The ScanRobots are the debut project for Treventus
Mechatronics, which spun out of the university after
Professor Wolfgang Zagler sketched out the idea for the
machines on a train ride in 2002. What makes the robots
unique is their ability to scan books that are opened
only to a 60-degree angle, which keeps the spines and
pages of older books from being damaged by the strain of
being fully opened. The US $125 000 machines work by
holding the pages in place with soft suction and moving
a scanning head vertically while the book is held open
underneath. The scan head contains two 30-degree glass
prisms that project onto high-quality cameras. The head
doesn’t touch the page—the scanning camera records both
open pages through the prisms simultaneously in high
resolution as it methodically moves up and down, like an
oversize sewing machine needle. Gentle air jets turn
each page after the scan is complete. Nightmares of
sucking pages out of the Gutenberg Bible will remain
just that, idle anxiety dreams, promises Stephan
Tratter, a former grad student at the university and now
head of marketing and R&D at Treventus.
Tratter says the firm got off the ground only after
winning a few European research contests for seed money.

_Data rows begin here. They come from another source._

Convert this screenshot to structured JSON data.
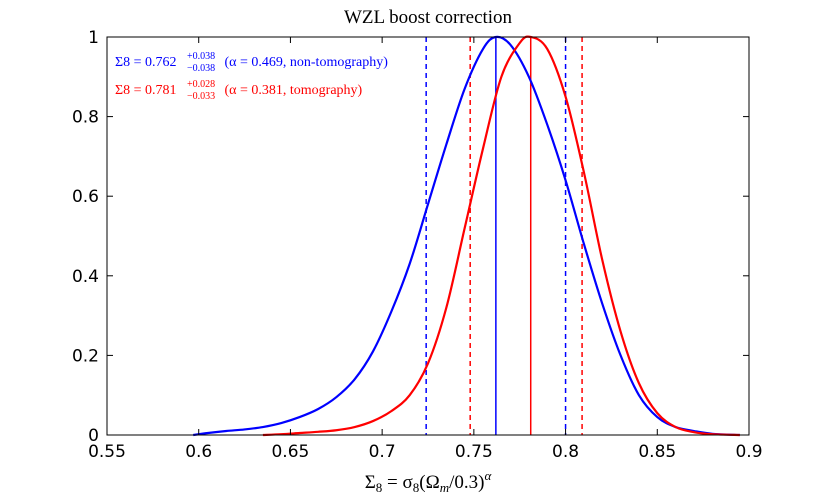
{
  "chart_data": {
    "type": "line",
    "title": "WZL boost correction",
    "xlabel": "Σ8 = σ8(Ωm/0.3)^α",
    "ylabel": "",
    "xlim": [
      0.55,
      0.9
    ],
    "ylim": [
      0,
      1
    ],
    "xticks": [
      "0.55",
      "0.6",
      "0.65",
      "0.7",
      "0.75",
      "0.8",
      "0.85",
      "0.9"
    ],
    "yticks": [
      "0",
      "0.2",
      "0.4",
      "0.6",
      "0.8",
      "1"
    ],
    "grid": false,
    "legend_placement": "top-left",
    "series": [
      {
        "name": "non-tomography",
        "color": "#0000ff",
        "legend_prefix": "Σ8 = 0.762",
        "legend_sup": "+0.038",
        "legend_sub": "−0.038",
        "legend_suffix": " (α = 0.469, non-tomography)",
        "median": 0.762,
        "lower": 0.724,
        "upper": 0.8,
        "x": [
          0.597,
          0.605,
          0.615,
          0.625,
          0.635,
          0.645,
          0.655,
          0.665,
          0.675,
          0.685,
          0.695,
          0.705,
          0.715,
          0.725,
          0.735,
          0.745,
          0.755,
          0.762,
          0.77,
          0.78,
          0.79,
          0.8,
          0.81,
          0.82,
          0.83,
          0.84,
          0.85,
          0.86,
          0.87,
          0.88,
          0.895
        ],
        "y": [
          0.0,
          0.005,
          0.01,
          0.014,
          0.02,
          0.03,
          0.045,
          0.065,
          0.095,
          0.14,
          0.21,
          0.31,
          0.43,
          0.58,
          0.73,
          0.87,
          0.97,
          1.0,
          0.98,
          0.9,
          0.78,
          0.64,
          0.48,
          0.33,
          0.2,
          0.1,
          0.045,
          0.02,
          0.01,
          0.003,
          0.0
        ]
      },
      {
        "name": "tomography",
        "color": "#ff0000",
        "legend_prefix": "Σ8 = 0.781",
        "legend_sup": "+0.028",
        "legend_sub": "−0.033",
        "legend_suffix": " (α = 0.381, tomography)",
        "median": 0.781,
        "lower": 0.748,
        "upper": 0.809,
        "x": [
          0.635,
          0.645,
          0.655,
          0.665,
          0.675,
          0.685,
          0.695,
          0.705,
          0.715,
          0.725,
          0.735,
          0.745,
          0.755,
          0.765,
          0.775,
          0.781,
          0.79,
          0.8,
          0.81,
          0.82,
          0.83,
          0.84,
          0.85,
          0.86,
          0.87,
          0.88,
          0.895
        ],
        "y": [
          0.0,
          0.002,
          0.005,
          0.008,
          0.012,
          0.02,
          0.035,
          0.06,
          0.1,
          0.18,
          0.32,
          0.52,
          0.72,
          0.9,
          0.985,
          1.0,
          0.97,
          0.85,
          0.66,
          0.44,
          0.26,
          0.13,
          0.055,
          0.02,
          0.007,
          0.002,
          0.0
        ]
      }
    ]
  }
}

Its first robot prototype went through trials at the
University of Innsbruck, in Austria, last spring, and
the firm now has robots at three other sites.
Even though the ScanRobot doesn’t have legs or wheels,
Tratter says it is indeed a robot and not just a
glorified photocopy machine. “This one turns the pages
automatically. In principle, it has no need of an
operator,” he says, although with such delicate projects
as the one in Munich, there will be one. “The robot is
also able to recognize errors and learn not to make them again.”
Brantl is glad to hear that. His digitization
department has been working for 10 years and now has 23
000 books online. The ScanRobots will surpass that
figure this year alone. The library ordered the Austrian
book-bots last fall to handle delicate digitization work
like the 16th-century project. The Bavarian State
Library, one of the largest in the German-speaking
world, has already cast its lot with Google in the
sometimes controversial struggles over digitizing and
posting online the vast volume of literature that no
longer is covered by copyright law. When the job is
done, says Brantl, the Bavarian library will have
digital versions of 1 million of its 9 million
possessions, including its 80 000 medieval manuscripts
and 20 000 incunabula (printed books made before 1501).